Predicting multicore timing interference
How much is my application exposed to multicore timing interference? Can I get early figures on the worst-case impact of multicore execution on its timing behavior? And, finally, can I exploit such information to amend or guide the design of the hardware/software system configuration?
The Task Contention Model (TCM) aims at providing a positive answer to the above questions.
Multicore timing interference arises as an effect of multiple requests to the same hardware resource being sent in parallel from multiple cores. In the most common scenario, such resources are not capable of serving multiple requests at the same time, which implies that cores contend for obtaining the right to use the resource, and some requests will be necessarily delayed. The maximum cumulative delay suffered by the requests issued by a task determines the impact of multicore timing interference.
The TCM provides an analytical (as opposed to empirical) upper bound to the worst-case impact on the execution time of a given task when the latter executes in a multicore system as opposed to a single core one. The bounds computed by the TCM can be used in the early design stage in the software development life-cycle, to steer and optimize the design and configuration of the final system in view of the reduction (or even avoidance) of multicore timing interference
The baseline reference for the TCM is the worst-case execution time bound in isolation of the task (or process or runnable) under analysis. The TCM computes the worst-case effect of contention, which ultimately serves as delta factor to inflate the single-core execution time budgets to account for any possible multicore timing interference. The bounds computed by the TCM are, by construction, conservative with respect to all possible execution scenarios under a specific hardware and software configuration. The latter aspect is particularly relevant as the inflating factor or delta is inherently platform and configuration dependent: actual figures for the same task may largely vary across deployment scenarios. The TCM builds on the following elements:
A specific platform comes with its own set of shared resources and interference channels, and typically provides different configuration options that may positively or negatively affect the amount of interference in the system. A clear example is providing support to partition a shared cache. Building on an extensive analysis/characterization effort and long-standing hardware expertise, the TCM identifies and models the sources of multicore timing interference. Timing characterization of hardware resources is conducted by leveraging on architectural micro-benchmarks. The hardware platform is a rather static element in the TCM, once the target and configuration are selected.
Software architecture and execution model
The execution model enforced by the software architecture, in combination with the scheduling mechanisms implemented by the underlying Real-time Operating System and/or hypervisor, determine the multicore execution scenarios. The potential timing interference incurred by a task clearly depends on the degree of segregation (mostly timing but also space) guaranteed by the architectural paradigm: the amount of interference in a statically scheduled, fully partitioned ARINC653 system with space and time partitioning cannot be compared with the interference potentially arising in a fully preemptive globally-scheduled system. The TCM models the execution model for the system under analysis building on the architectural paradigm and RTOS/hypervisor specification.
As timing interference arises on simultaneous requests to the same resource, the share of interference suffered by a task depends on two application-specific aspects. On one hand, interference is a function of the actual usage of each shared resource in the system: it depends on both the number of accesses performed by the task under analysis itself and the number of accesses performed by those tasks running on the other cores. On the other hand, interference can only arise between tasks that execute in parallel. Both aspects are expected as an input to the TCM: the former is determined by the application profile as captured by hardware event monitors (HEMs), and the latter is defined by the specific task set and properties (e.g., scheduling attributes such as priority or activation pattern).

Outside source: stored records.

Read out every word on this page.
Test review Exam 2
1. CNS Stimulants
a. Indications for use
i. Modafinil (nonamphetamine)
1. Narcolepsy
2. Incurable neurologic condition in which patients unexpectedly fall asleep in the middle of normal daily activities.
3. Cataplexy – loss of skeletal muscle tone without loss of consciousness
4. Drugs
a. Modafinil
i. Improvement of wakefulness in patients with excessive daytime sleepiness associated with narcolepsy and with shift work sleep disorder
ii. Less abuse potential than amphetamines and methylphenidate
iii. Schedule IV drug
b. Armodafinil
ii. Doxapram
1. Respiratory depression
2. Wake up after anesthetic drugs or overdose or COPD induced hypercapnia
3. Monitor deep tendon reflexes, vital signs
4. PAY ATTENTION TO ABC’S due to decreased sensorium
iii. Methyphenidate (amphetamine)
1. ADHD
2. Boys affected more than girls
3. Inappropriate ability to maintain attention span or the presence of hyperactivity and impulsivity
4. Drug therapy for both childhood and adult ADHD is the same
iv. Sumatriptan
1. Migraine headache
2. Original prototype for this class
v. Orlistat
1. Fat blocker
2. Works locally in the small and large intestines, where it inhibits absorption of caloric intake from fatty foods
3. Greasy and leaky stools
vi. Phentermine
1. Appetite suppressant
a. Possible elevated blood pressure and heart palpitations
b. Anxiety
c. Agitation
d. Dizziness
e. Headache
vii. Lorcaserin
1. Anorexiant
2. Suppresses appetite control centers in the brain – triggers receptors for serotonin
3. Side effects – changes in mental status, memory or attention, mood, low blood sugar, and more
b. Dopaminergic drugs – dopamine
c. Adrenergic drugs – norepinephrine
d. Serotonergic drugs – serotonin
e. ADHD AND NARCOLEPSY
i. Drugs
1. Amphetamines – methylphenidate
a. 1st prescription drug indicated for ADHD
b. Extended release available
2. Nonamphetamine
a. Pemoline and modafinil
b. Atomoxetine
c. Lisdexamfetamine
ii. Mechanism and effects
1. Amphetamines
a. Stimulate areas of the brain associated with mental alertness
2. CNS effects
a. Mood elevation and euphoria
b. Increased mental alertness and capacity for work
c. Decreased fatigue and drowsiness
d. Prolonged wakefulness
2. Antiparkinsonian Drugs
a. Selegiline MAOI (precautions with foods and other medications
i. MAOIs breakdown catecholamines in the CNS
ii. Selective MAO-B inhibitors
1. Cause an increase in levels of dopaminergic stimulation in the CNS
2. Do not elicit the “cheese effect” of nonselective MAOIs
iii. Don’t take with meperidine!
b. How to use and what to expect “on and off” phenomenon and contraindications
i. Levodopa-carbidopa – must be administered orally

The TCM computes early bounds to the worst-case impact of multicore timing interference on the execution time of each task or process in the system under analysis. The underlying analytical model builds on conservative assumptions to cover those aspects that cannot be accurately determined but in very late development stages, close to the final product. The TCM results allow early and fast evaluation of different hardware and software configuration options: the produced bounds can be fed back to a configuration tool or optimization framework as part of a timing interference avoidance or reduction strategy.